The lack of funding for the IRS prevented large swaths of the agency from operating during a time its worker receive training and prepare for their busiest time of year.
Despite the White House calling 46,000 I.R.S. employees back to work, it will take time to get operations back up to speed ,according to the president of National Treasury Employees Union.
All of this is compounded by a reduction in IRS funding before the shutdown and the fact that IRS staffers are still adjusting to the new tax law passed in December of 2017.
One word: delays. The IRS – like many other agencies is playing catchup as workers try to deal with business left unattended to during the longest federal government shutdown in history.
According to a recent New York Times article, responses to written correspondence to the agency have been delayed, just 1 in 5 callers trying to reach the IRS Automated Collection System have been able to get through to a representative, and hold times have been as long as an hour. In addition to this, the changes tax code mean it may take longer for staffers to provide assistance to taxpayers and address problems that arise.

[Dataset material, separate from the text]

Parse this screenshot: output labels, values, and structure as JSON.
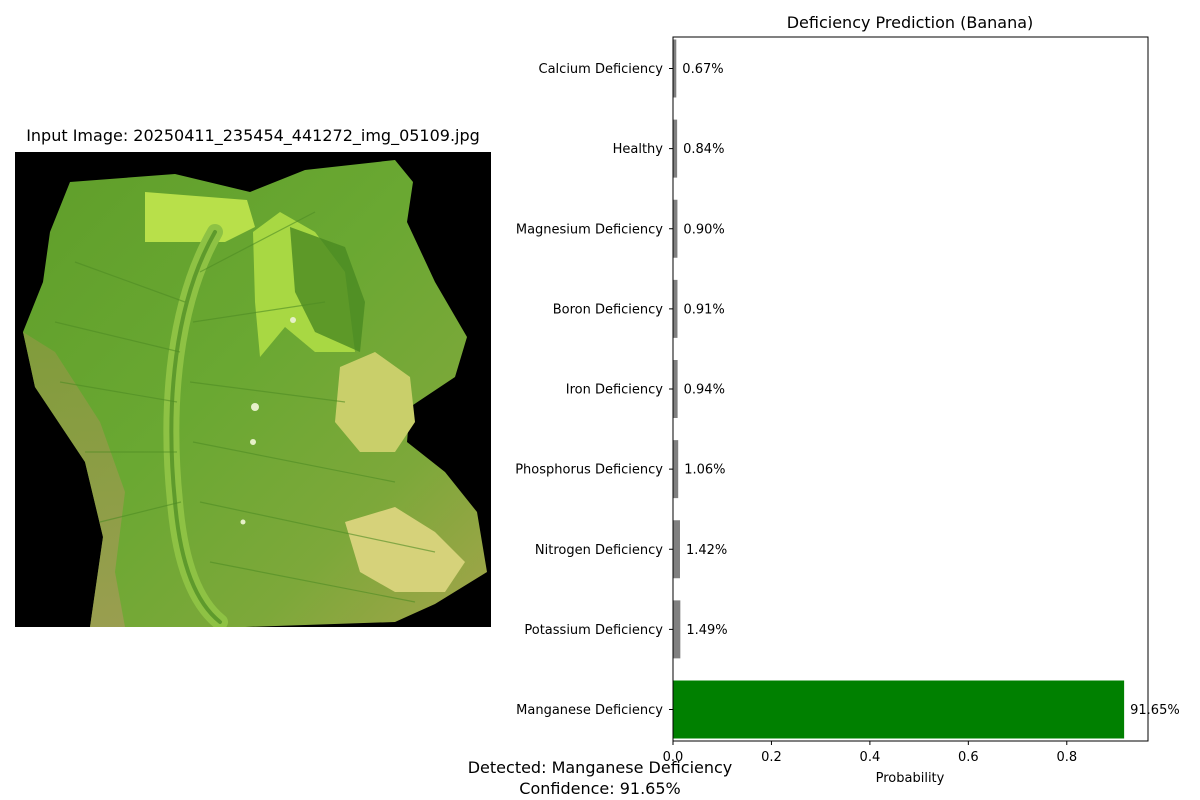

So, while the IRS expects refunds to be issued on schedule – usually within 3 weeks of receiving returns if they were filed electronically and paid by direct deposit – they may, in fact, take much longer. Considering 3 in 4 returns result in a refund, and many people rely on this money, some Americans could feel the pinch if refunds do not arrive in a timely fashion.
Unfortunately for everyone who was hoping to delay their filing, the filing period will remain the same. For most taxpayers Monday, April 15 is the filing deadline. For lucky listeners in Massachusetts and Maine, you have until April 17 to file, due to Patriot Day on April 15 and the celebration of Emancipation Day in Washington, DC on April 16.